There is NO WAY I’d be able to do the things I can in my career, had I not studied dance. My impressions, physical comedy, and ability to deliver believable action all came from that foundation in dance.
And on a side note – being a white guy that can “move” didn’t hurt dating in my early twenties 😉
Do you still do any musical theater work?
Not as often as I wish I could. Theater really is the actors medium – and musical theater is so much fun – but if you make your living as an actor, it’s a huge time commitment and unfortunately the pay isn’t great unless you’re on Broadway. But I’ll be back on stage again someday, that I can assure you.
What was your favorite TV show to guest star on? Why?
So far, definitely LEVERAGE. Charles Dodgson was an incredible role to book – and so rare to find when you guest-star. Most of the time guest starring on a show is one or two days of work and you’re done. “The White Rabbit Job” was two full weeks of 16-hour days. Charles was a wonderfully complex character and the episode was fantastically written by Geoffrey Thorne. The whole team on that show, from crew to cast was just incredible. I mean working with Beth, Gina, Aldis, John Rogers, P.J. Pesce directing… It was like being a part of the A-list for a few weeks.
What can you tell us about Holidays and All For Nikki?
HOLIDAYS is this really cool horror anthology produced by John Hegeman and Adam Egypt Mortimer that features eight original short “holidays” tales, each made by a different director. I starred in producer/director Adam Egypt Mortimer’s “New Years Eve” which closes the film.
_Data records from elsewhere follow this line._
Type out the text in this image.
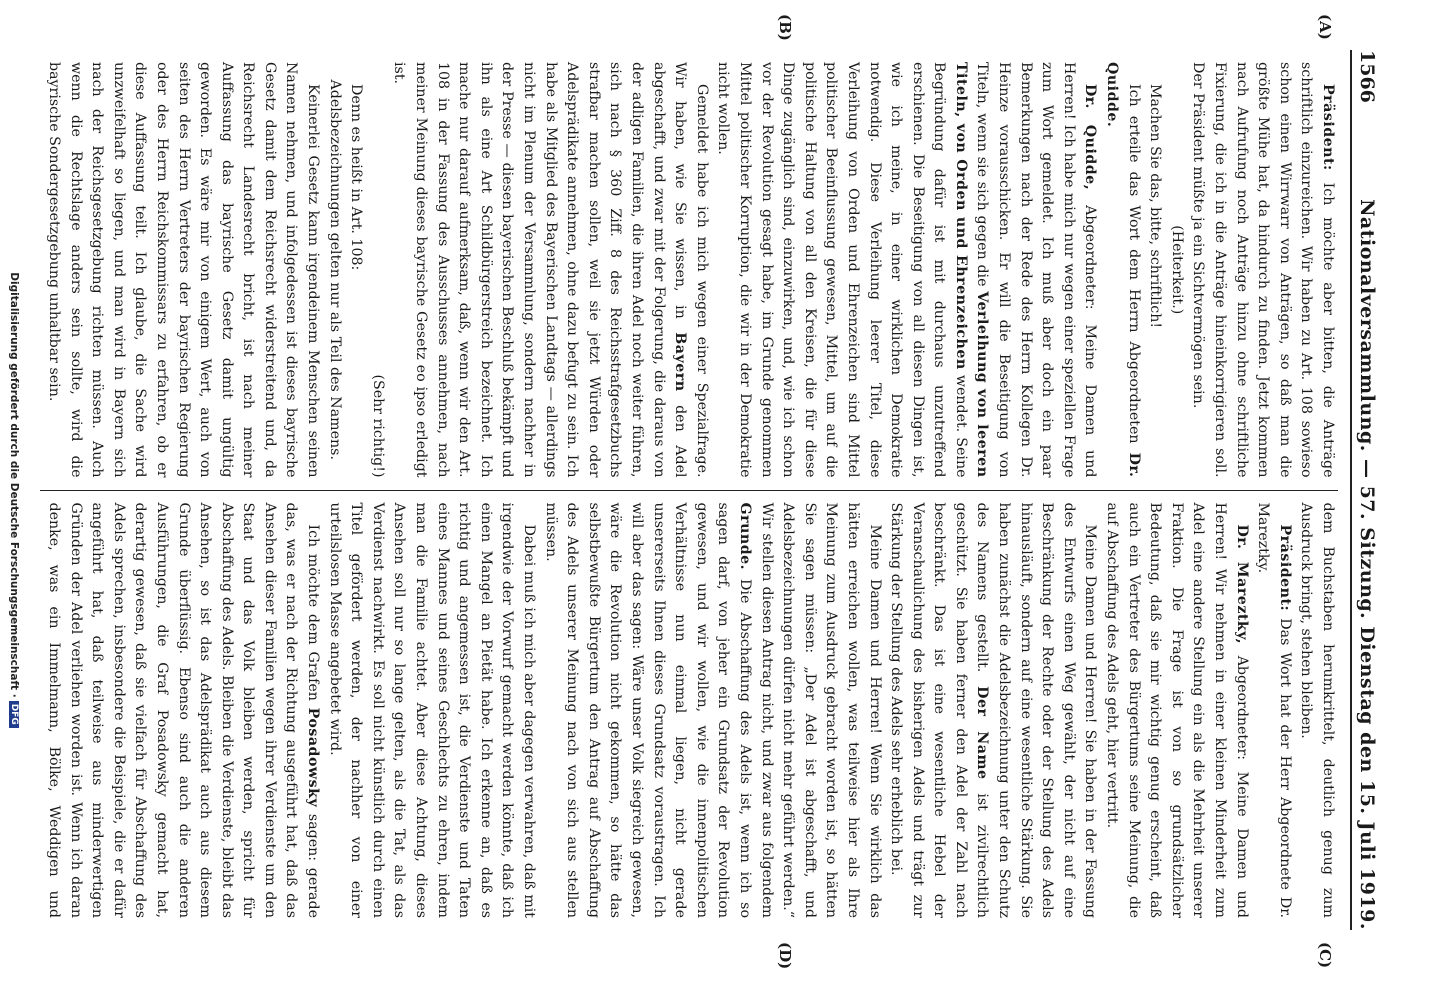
1566
Nationalversammlung. — 57. Sitzung. Dienstag den 15. Juli 1919.
(A)
(B)
(C)
(D)

Präsident: Ich möchte aber bitten, die Anträge schriftlich einzureichen. Wir haben zu Art. 108 sowieso schon einen Wirrwarr von Anträgen, so daß man die größte Mühe hat, da hindurch zu finden. Jetzt kommen nach Aufrufung noch Anträge hinzu ohne schriftliche Fixierung, die ich in die Anträge hineinkorrigieren soll. Der Präsident müßte ja ein Sichtvermögen sein.

(Heiterkeit.)

Machen Sie das, bitte, schriftlich!

Ich erteile das Wort dem Herrn Abgeordneten Dr. Quidde.

Dr. Quidde, Abgeordneter: Meine Damen und Herren! Ich habe mich nur wegen einer speziellen Frage zum Wort gemeldet. Ich muß aber doch ein paar Bemerkungen nach der Rede des Herrn Kollegen Dr. Heinze vorausschicken. Er will die Beseitigung von Titeln, wenn sie sich gegen die Verleihung von leeren Titeln, von Orden und Ehrenzeichen wendet. Seine Begründung dafür ist mit durchaus unzutreffend erschienen. Die Beseitigung von all diesen Dingen ist, wie ich meine, in einer wirklichen Demokratie notwendig. Diese Verleihung leerer Titel, diese Verleihung von Orden und Ehrenzeichen sind Mittel politischer Beeinflussung gewesen, Mittel, um auf die politische Haltung von all den Kreisen, die für diese Dinge zugänglich sind, einzuwirken, und, wie ich schon vor der Revolution gesagt habe, im Grunde genommen Mittel politischer Korruption, die wir in der Demokratie nicht wollen.

Gemeldet habe ich mich wegen einer Spezialfrage. Wir haben, wie Sie wissen, in Bayern den Adel abgeschafft, und zwar mit der Folgerung, die daraus von der adligen Familien, die ihren Adel noch weiter führen, sich nach § 360 Ziff. 8 des Reichsstrafgesetzbuchs strafbar machen sollen, weil sie jetzt Würden oder Adelsprädikate annehmen, ohne dazu befugt zu sein. Ich habe als Mitglied des Bayerischen Landtags — allerdings nicht im Plenum der Versammlung, sondern nachher in der Presse — diesen bayerischen Beschluß bekämpft und ihn als eine Art Schildbürgerstreich bezeichnet. Ich mache nur darauf aufmerksam, daß, wenn wir den Art. 108 in der Fassung des Ausschusses annehmen, nach meiner Meinung dieses bayrische Gesetz eo ipso erledigt ist.

(Sehr richtig!)

Denn es heißt in Art. 108:

Adelsbezeichnungen gelten nur als Teil des Namens.

Keinerlei Gesetz kann irgendeinem Menschen seinen Namen nehmen, und infolgedessen ist dieses bayrische Gesetz damit dem Reichsrecht widerstreitend und, da Reichsrecht Landesrecht bricht, ist nach meiner Auffassung das bayrische Gesetz damit ungültig geworden. Es wäre mir von einigem Wert, auch von seiten des Herrn Vertreters der bayrischen Regierung oder des Herrn Reichskommissars zu erfahren, ob er diese Auffassung teilt. Ich glaube, die Sache wird unzweifelhaft so liegen, und man wird in Bayern sich nach der Reichsgesetzgebung richten müssen. Auch wenn die Rechtslage anders sein sollte, wird die bayrische Sondergesetzgebung unhaltbar sein.

dem Buchstaben herumkrittelt, deutlich genug zum Ausdruck bringt, stehen bleiben.

Präsident: Das Wort hat der Herr Abgeordnete Dr. Mareztky.

Dr. Mareztky, Abgeordneter: Meine Damen und Herren! Wir nehmen in einer kleinen Minderheit zum Adel eine andere Stellung ein als die Mehrheit unserer Fraktion. Die Frage ist von so grundsätzlicher Bedeutung, daß sie mir wichtig genug erscheint, daß auch ein Vertreter des Bürgertums seine Meinung, die auf Abschaffung des Adels geht, hier vertritt.

Meine Damen und Herren! Sie haben in der Fassung des Entwurfs einen Weg gewählt, der nicht auf eine Beschränkung der Rechte oder der Stellung des Adels hinausläuft, sondern auf eine wesentliche Stärkung. Sie haben zunächst die Adelsbezeichnung unter den Schutz des Namens gestellt. Der Name ist zivilrechtlich geschützt. Sie haben ferner den Adel der Zahl nach beschränkt. Das ist eine wesentliche Hebel der Veranschaulichung des bisherigen Adels und trägt zur Stärkung der Stellung des Adels sehr erheblich bei.

Meine Damen und Herren! Wenn Sie wirklich das hätten erreichen wollen, was teilweise hier als Ihre Meinung zum Ausdruck gebracht worden ist, so hätten Sie sagen müssen: „Der Adel ist abgeschafft, und Adelsbezeichnungen dürfen nicht mehr geführt werden.“ Wir stellen diesen Antrag nicht, und zwar aus folgendem Grunde. Die Abschaffung des Adels ist, wenn ich so sagen darf, von jeher ein Grundsatz der Revolution gewesen, und wir wollen, wie die innenpolitischen Verhältnisse nun einmal liegen, nicht gerade unsererseits Ihnen dieses Grundsatz voraustragen. Ich will aber das sagen: Wäre unser Volk siegreich gewesen, wäre die Revolution nicht gekommen, so hätte das selbstbewußte Bürgertum den Antrag auf Abschaffung des Adels unserer Meinung nach von sich aus stellen müssen.

Dabei muß ich mich aber dagegen verwahren, daß mit irgendwie der Vorwurf gemacht werden könnte, daß ich einen Mangel an Pietät habe. Ich erkenne an, daß es richtig und angemessen ist, die Verdienste und Taten eines Mannes und seines Geschlechts zu ehren, indem man die Familie achtet. Aber diese Achtung, dieses Ansehen soll nur so lange gelten, als die Tat, als das Verdienst nachwirkt. Es soll nicht künstlich durch einen Titel gefördert werden, der nachher von einer urteilslosen Masse angebetet wird.

Ich möchte dem Grafen Posadowsky sagen: gerade das, was er nach der Richtung ausgeführt hat, daß das Ansehen dieser Familien wegen ihrer Verdienste um den Staat und das Volk bleiben werden, spricht für Abschaffung des Adels. Bleiben die Verdienste, bleibt das Ansehen, so ist das Adelsprädikat auch aus diesem Grunde überflüssig. Ebenso sind auch die anderen Ausführungen, die Graf Posadowsky gemacht hat, derartig gewesen, daß sie vielfach für Abschaffung des Adels sprechen, insbesondere die Beispiele, die er dafür angeführt hat, daß teilweise aus minderwertigen Gründen der Adel verliehen worden ist. Wenn ich daran denke, was ein Immelmann, Bölke, Weddigen und

Digitalisierung gefördert durch die Deutsche Forschungsgemeinschaft ·DFG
It’s this creepy, darkly funny tale featuring one hell of a twist, about two individuals with “not such good intentions” who end up colliding with each other on New Years Eve. Fantastically written by Kevin Kolsch and Dennis Widmyer (and produced by Georg Kallert and Peter Nieves), NYE was just a total blast to shoot. Reggie (the character I play) was one of those rare opportunities to completely disappear into character and me and Lorenza Izzo (who stars in it with me) just had so much fun with it – and Adam’s such a talented director. Megan Duffy is terrific in it too. Everyone involved pulled off something pretty unique and cool. I mean, you don’t get asked to premiere at the 2016 Tribeca Film Festival and get released globally the next day if your movie sucks. (Laughs).
ALL FOR NIKKI is kinda a modern-day True Romance I shot in late 2014. It’s a black comedy where I play this paramedic father who makes a pretty bad choice that leads to a night from hell stuck with a coked-up couple having an affair (played in the film by Grant Harvey and Gia Mantegna), a severed finger and a crazy possessive Rock Star husband. It’s a great cast and a super fun flick that will be released later this fall.
Do you have any funny stories you can share from the NYE set?
Adam (the director) wanted to go as creepy and repulsive with my character as possible (which was awesome) so I decided to give Reggie these disgustingly dirty teeth. Most of the cast and crew could barely look at me because of them. Which, obviously, I then made a point to showcase and display whenever possible! 🙂
What are your favorite and least favorite holidays?
Favorite is tough… Halloween and Christmas are neck and neck. Least favorite?…. I don’t think there is one. I love any excuse to party with friends and family.
Our website is called Talk Nerdy With Us: Do you have any nerdy inclinations?
Are you kidding? (Laughs) My wife spends most days removing the Aliens and Marvel action figures I surreptitiously place around the house. I’m currently wearing BB-8 socks, Doctor Who underwear, a Winchester Brothers tee-shirt, Guardians of the Galaxy is playing on the TV behind me – next to the two-handed broadsword of William Wallace mounted on my wall – and I have a Flux Capacitor plugged into the lighter of my car…. I couldn’t hide my nerdy if I tried. (Laughs).